The conflict further flared up with India firing the first salvo on February 26, claiming to have bombed three alleged terror camps of Pakistan-based militant group Jaish-e-Mohammed (JeM) in retaliation for the February 14 suicide attack, for which JeM had claimed responsibility. Pakistan maintains that no such camps existed at the locations bombed by the Indian fighter jets, but saw the act as a violation of its sovereign airspace as well as eco-terrorism (it accuses India of felling a handful of trees in its airstrikes, perhaps in a gesture aimed at ridiculing its neighbour's claims of using precision-guided bombs).
Nevertheless, in a tit-for-tat response, Pakistani fighter jets returned the favour by crossing over the LoC in what the smaller neighbour says was a demonstration of its "right, will and capability for self-defence." India, however, claims that it was a planned attack on its military installations, foiled only by the quick action of its own Air Force. In the ensuing milieu, India maintains an ageing MiG-21 Bison chased and took down a much superior F-16 fighter jet belonging to its neighbour's air force, a claim that Pakistan denies. What is confirmed, though, is that the pilot of the Indian MiG-21 was captured on the wrong side of the LoC when his plane went down after the dogfight.

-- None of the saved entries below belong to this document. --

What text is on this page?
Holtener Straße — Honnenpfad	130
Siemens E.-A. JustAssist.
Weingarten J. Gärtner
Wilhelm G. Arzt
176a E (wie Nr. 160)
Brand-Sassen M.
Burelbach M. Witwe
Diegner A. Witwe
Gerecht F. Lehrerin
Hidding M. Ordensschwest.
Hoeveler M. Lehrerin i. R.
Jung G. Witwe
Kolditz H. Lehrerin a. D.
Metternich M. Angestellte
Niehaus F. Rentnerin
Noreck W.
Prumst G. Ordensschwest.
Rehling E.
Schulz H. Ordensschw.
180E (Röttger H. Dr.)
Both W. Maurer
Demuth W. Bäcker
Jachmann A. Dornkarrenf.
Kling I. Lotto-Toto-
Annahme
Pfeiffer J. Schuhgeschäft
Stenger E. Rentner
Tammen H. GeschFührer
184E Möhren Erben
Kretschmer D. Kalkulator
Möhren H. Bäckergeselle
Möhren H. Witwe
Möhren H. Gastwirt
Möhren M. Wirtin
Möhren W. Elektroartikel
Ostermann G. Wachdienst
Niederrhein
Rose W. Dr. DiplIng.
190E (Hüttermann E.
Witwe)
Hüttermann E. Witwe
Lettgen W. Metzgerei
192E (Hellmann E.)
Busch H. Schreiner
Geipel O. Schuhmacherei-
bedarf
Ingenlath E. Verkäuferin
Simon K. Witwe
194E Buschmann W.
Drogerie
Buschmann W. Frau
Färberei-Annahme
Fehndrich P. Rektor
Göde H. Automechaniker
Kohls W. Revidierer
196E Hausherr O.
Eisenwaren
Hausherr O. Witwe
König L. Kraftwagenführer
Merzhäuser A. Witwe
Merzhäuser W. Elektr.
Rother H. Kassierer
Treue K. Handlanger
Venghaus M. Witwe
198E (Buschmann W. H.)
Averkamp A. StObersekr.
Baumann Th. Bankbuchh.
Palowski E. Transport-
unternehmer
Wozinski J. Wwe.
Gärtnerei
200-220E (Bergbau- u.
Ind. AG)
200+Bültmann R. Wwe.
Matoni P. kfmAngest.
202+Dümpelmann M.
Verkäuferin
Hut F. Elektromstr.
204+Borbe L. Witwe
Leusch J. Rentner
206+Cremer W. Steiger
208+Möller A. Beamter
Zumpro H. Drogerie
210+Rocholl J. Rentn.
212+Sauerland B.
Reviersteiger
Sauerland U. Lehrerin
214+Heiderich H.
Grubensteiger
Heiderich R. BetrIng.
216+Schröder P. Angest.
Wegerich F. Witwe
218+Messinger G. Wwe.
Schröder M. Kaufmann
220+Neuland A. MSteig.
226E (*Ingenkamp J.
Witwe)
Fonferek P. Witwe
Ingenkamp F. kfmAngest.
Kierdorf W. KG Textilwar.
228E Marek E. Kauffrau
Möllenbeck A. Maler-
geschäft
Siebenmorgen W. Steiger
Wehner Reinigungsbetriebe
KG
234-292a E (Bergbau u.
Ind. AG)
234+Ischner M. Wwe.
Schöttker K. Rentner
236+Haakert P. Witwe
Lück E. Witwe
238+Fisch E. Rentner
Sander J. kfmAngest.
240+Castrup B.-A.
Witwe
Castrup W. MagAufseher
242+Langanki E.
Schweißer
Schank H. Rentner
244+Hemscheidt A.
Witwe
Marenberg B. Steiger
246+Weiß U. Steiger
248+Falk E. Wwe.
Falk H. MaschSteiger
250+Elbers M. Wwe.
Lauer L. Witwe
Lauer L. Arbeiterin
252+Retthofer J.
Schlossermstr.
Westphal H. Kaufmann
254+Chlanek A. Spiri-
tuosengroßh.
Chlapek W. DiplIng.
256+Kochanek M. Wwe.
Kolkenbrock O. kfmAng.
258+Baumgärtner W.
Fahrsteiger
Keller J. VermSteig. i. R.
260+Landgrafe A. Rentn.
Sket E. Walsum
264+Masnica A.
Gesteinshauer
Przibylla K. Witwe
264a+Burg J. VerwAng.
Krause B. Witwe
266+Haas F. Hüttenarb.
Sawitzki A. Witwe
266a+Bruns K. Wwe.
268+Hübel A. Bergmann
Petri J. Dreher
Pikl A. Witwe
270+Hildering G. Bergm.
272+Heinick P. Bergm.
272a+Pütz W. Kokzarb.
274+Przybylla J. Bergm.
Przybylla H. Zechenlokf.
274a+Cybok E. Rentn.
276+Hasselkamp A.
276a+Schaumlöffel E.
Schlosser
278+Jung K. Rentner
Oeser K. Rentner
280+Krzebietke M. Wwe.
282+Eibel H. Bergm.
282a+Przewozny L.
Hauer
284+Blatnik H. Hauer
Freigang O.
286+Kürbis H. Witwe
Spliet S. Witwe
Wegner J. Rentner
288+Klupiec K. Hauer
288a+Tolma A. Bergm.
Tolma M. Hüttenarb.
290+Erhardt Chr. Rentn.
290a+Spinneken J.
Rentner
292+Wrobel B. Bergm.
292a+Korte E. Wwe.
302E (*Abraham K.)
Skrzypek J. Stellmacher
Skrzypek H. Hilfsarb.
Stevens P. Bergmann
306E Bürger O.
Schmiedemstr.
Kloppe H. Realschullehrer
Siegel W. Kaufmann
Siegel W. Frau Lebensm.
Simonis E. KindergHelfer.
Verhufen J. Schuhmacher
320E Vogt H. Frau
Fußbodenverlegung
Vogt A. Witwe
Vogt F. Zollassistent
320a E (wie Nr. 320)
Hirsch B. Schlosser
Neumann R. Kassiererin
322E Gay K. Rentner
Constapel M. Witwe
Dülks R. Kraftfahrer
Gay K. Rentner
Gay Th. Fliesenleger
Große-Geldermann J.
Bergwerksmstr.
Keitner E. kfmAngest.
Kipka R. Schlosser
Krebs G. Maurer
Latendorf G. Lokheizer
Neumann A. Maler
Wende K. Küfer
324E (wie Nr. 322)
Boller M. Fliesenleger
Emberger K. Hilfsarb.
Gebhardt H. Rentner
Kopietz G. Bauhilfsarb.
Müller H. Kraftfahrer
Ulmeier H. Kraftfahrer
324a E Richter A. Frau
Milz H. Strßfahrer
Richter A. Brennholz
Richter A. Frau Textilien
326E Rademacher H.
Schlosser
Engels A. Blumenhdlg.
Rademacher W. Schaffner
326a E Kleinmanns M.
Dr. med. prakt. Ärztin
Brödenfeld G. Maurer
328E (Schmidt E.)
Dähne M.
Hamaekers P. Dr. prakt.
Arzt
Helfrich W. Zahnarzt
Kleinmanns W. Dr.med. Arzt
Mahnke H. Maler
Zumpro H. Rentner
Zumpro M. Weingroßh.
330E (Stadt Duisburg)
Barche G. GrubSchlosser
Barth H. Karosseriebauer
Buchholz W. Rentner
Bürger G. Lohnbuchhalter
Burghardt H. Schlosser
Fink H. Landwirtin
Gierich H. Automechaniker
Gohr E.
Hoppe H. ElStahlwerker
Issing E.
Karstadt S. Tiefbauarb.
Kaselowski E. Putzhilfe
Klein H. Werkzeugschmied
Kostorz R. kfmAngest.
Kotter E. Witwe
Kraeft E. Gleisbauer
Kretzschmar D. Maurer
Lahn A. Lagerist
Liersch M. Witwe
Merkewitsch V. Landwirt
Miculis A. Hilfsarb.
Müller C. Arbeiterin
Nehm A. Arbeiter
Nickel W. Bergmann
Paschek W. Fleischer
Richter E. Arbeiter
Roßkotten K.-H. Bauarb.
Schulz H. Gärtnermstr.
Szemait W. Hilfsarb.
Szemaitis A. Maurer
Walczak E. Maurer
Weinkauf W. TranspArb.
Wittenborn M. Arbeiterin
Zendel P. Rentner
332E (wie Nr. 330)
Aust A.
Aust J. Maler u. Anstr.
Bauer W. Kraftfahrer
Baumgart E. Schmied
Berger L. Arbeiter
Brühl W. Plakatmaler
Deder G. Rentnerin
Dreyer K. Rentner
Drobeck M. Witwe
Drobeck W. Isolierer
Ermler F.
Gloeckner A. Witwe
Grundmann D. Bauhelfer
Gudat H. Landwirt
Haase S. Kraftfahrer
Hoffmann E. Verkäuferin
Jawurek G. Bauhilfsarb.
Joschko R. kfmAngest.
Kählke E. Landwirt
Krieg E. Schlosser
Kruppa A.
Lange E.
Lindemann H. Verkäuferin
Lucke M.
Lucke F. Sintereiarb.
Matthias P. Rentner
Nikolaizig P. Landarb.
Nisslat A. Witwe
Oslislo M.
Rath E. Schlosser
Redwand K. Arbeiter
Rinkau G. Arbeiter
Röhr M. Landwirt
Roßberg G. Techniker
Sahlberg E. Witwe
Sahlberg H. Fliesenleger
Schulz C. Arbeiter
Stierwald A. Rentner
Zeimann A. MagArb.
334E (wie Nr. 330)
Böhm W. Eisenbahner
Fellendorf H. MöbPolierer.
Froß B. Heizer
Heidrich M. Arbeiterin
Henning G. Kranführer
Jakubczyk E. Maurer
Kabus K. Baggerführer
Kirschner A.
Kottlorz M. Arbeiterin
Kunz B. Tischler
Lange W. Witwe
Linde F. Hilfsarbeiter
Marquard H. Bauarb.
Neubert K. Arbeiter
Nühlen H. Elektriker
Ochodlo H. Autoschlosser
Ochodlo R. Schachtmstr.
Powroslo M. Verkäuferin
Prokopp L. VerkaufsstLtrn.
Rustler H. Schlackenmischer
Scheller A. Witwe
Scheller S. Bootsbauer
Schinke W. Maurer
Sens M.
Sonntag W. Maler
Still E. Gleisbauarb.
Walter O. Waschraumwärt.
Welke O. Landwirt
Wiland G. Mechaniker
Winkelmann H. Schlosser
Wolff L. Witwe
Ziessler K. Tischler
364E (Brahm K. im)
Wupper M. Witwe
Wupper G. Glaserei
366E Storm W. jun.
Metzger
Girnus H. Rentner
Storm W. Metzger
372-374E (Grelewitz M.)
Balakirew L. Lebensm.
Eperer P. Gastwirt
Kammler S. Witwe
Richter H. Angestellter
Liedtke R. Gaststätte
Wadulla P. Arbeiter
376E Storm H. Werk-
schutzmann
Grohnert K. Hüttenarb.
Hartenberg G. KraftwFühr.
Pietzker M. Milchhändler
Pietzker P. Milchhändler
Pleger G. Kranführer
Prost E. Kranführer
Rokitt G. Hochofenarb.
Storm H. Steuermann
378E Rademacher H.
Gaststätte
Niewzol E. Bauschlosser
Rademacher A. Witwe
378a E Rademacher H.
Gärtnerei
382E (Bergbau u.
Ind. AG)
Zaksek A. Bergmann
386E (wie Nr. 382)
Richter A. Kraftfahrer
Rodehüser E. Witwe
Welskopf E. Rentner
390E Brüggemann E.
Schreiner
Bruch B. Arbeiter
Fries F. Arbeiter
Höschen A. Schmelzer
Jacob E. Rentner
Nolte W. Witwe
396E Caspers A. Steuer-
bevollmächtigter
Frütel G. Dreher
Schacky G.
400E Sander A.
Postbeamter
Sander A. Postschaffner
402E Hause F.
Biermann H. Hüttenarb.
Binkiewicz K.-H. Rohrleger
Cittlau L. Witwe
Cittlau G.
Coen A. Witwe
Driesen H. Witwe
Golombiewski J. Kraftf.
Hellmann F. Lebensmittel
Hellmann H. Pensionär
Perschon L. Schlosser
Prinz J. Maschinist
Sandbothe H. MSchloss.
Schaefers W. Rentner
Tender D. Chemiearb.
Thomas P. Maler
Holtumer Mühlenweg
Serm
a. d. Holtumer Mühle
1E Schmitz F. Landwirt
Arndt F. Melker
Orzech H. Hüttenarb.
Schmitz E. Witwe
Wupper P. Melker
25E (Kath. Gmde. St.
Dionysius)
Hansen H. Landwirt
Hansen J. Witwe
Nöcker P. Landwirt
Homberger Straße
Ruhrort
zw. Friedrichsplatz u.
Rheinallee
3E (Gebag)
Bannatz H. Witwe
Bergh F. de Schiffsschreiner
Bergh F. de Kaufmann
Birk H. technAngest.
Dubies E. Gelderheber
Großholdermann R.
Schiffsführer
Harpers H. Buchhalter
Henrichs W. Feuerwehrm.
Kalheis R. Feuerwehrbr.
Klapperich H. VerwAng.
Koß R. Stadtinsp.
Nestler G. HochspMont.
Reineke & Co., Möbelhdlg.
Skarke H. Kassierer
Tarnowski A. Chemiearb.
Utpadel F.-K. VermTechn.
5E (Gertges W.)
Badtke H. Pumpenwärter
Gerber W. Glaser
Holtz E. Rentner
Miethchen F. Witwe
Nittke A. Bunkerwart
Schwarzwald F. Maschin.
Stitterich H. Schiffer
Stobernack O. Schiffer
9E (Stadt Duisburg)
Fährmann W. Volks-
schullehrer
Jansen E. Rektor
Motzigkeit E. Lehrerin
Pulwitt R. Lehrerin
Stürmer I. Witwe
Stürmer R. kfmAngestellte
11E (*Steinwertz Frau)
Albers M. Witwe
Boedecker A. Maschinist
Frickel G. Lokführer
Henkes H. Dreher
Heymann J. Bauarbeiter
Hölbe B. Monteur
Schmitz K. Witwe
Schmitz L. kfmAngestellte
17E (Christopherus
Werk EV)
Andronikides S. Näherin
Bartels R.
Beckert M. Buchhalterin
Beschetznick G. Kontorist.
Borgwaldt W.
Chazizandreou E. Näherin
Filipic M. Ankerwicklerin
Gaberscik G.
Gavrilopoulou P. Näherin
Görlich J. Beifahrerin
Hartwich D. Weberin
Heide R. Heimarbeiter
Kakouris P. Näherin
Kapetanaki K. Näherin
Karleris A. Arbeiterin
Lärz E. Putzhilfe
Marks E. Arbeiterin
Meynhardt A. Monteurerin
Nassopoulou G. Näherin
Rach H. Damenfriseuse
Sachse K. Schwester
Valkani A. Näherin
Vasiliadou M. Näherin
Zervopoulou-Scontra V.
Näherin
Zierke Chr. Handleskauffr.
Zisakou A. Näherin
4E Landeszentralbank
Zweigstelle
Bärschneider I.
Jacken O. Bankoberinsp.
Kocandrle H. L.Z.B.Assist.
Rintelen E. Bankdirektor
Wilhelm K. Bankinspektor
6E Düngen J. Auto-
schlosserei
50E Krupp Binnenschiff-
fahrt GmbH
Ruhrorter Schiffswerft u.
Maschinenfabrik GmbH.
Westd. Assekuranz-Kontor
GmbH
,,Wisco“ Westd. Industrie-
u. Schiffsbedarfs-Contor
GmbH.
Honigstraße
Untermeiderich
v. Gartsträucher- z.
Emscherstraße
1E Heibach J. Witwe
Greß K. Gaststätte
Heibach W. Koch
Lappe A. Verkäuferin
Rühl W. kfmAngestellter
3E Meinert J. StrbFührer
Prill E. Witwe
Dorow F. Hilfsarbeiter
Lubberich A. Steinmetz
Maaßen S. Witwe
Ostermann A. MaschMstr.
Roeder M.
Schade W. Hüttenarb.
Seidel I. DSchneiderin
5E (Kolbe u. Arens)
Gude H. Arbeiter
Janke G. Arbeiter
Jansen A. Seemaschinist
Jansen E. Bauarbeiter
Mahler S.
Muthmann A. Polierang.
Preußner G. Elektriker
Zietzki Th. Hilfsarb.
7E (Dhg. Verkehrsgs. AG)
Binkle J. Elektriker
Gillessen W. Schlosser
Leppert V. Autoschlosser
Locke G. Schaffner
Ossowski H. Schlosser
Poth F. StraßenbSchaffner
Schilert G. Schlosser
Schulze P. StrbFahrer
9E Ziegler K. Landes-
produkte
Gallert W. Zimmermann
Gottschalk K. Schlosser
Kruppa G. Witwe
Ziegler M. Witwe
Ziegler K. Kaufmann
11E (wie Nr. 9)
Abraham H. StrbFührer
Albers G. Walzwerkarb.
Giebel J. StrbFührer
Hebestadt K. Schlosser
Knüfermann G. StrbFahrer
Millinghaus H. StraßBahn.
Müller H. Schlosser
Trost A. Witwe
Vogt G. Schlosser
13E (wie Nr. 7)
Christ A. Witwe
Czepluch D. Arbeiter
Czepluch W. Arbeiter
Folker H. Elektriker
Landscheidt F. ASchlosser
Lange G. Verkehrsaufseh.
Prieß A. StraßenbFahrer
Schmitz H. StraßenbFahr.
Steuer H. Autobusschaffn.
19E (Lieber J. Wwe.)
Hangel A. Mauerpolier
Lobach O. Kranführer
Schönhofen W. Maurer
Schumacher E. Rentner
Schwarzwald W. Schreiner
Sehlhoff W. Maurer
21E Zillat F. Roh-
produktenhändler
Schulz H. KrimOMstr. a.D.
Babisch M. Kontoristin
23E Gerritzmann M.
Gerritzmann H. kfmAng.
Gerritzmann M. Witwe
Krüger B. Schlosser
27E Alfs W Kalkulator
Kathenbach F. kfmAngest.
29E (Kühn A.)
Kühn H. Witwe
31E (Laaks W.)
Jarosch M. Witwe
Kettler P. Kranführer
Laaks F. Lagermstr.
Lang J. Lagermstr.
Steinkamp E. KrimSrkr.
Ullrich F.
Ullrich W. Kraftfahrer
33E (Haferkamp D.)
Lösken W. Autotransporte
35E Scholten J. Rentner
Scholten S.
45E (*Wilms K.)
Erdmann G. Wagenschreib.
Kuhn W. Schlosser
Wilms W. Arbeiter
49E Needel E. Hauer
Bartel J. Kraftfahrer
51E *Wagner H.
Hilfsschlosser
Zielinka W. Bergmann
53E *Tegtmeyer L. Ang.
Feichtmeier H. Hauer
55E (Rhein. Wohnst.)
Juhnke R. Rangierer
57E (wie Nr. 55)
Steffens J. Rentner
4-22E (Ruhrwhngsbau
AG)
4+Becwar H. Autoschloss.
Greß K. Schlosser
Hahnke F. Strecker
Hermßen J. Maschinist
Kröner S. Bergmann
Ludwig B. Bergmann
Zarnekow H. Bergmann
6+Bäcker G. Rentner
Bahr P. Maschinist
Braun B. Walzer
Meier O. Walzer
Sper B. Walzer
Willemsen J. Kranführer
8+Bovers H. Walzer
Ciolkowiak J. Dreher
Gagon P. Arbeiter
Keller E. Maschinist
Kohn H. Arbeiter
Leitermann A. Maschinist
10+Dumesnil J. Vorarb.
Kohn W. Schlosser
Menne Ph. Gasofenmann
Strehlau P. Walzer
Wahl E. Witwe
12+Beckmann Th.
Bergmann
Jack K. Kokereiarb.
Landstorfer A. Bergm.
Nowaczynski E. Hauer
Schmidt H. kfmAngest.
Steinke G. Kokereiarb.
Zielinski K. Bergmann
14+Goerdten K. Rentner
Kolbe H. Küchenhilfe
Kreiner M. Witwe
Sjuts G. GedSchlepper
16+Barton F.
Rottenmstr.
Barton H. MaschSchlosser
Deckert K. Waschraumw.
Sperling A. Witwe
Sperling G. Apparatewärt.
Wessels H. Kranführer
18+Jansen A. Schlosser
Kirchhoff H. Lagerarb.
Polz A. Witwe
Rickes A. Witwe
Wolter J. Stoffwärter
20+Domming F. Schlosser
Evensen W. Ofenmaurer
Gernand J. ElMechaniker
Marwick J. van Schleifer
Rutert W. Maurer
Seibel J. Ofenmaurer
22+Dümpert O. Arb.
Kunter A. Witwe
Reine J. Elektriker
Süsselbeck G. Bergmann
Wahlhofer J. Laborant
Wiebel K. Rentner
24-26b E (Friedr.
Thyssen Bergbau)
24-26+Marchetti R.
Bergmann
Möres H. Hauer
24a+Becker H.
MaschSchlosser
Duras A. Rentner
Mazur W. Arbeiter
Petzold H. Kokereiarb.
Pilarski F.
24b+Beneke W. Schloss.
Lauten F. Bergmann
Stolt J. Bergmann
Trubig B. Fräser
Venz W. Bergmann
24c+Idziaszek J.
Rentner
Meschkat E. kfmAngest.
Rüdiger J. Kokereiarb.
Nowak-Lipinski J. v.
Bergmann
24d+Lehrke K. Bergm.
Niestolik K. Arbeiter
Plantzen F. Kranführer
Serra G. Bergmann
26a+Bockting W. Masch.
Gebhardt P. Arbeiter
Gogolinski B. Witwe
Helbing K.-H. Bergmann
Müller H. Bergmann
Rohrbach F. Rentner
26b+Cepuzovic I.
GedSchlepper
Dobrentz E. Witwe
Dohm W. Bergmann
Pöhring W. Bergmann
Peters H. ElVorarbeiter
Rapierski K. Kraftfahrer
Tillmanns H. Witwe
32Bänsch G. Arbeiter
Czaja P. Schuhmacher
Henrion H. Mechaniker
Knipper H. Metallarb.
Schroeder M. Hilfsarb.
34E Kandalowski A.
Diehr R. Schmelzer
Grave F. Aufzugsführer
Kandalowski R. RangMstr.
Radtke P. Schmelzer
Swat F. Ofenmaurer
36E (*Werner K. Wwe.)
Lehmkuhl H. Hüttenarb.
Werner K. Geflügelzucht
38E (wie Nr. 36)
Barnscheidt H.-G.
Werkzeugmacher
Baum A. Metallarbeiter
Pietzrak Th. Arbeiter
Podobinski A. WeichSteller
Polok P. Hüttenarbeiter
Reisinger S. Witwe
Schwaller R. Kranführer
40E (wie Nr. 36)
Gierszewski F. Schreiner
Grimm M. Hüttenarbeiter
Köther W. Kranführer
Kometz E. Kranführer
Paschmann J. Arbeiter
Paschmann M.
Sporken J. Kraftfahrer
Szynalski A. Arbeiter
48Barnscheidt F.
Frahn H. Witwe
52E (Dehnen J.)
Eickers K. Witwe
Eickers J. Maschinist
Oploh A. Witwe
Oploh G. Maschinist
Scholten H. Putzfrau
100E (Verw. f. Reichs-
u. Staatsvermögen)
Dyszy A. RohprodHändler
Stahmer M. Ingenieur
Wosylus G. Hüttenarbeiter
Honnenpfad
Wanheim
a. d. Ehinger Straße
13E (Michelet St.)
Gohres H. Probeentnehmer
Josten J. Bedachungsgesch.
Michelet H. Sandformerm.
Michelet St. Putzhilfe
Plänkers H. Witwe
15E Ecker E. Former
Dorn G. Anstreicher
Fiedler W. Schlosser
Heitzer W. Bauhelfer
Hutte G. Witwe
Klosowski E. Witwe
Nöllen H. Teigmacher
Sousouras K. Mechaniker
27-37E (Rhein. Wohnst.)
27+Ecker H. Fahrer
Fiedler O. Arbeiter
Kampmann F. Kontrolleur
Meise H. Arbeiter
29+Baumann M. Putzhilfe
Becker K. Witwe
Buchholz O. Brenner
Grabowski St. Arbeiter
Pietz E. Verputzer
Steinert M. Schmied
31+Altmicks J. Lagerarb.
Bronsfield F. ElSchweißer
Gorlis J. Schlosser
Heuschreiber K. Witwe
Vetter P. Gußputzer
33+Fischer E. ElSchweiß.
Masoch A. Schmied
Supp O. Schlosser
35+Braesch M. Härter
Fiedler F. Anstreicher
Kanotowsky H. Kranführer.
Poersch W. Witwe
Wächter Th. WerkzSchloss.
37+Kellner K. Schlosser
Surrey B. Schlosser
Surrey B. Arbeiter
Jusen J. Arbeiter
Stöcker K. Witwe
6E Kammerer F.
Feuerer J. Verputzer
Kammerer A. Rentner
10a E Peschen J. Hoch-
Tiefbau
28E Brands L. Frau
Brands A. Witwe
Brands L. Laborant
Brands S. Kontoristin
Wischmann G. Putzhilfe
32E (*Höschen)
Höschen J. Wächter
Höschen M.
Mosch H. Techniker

Pakistan has since returned the pilot through the land border in Punjab in what it terms as a "peace gesture" while India maintains the repatriation was mandated by convention.
Either way, both the nations have initiated the violation of the other's airspace once over the past few days. If this was a sports series, the score-line would be an even-steven between the two cricket-crazy nations. Let the leaders on both sides of the border listen to their respective people and accept 1-1 as the ultimate series scorecard, awarding the trophy of this thriller to peace. From 1-1, let's move on to win-win for the two hugely capable and resourceful countries. The peoples of India and Pakistan are bound together by their undying love for cricket, besides Mughlai food, Punjabi/Bollywood music, and a taste for shared culture. Let's add 'love and respect for neighbours' as the defining force of the relationship between the two societies that together account for about one-fifth of humanity.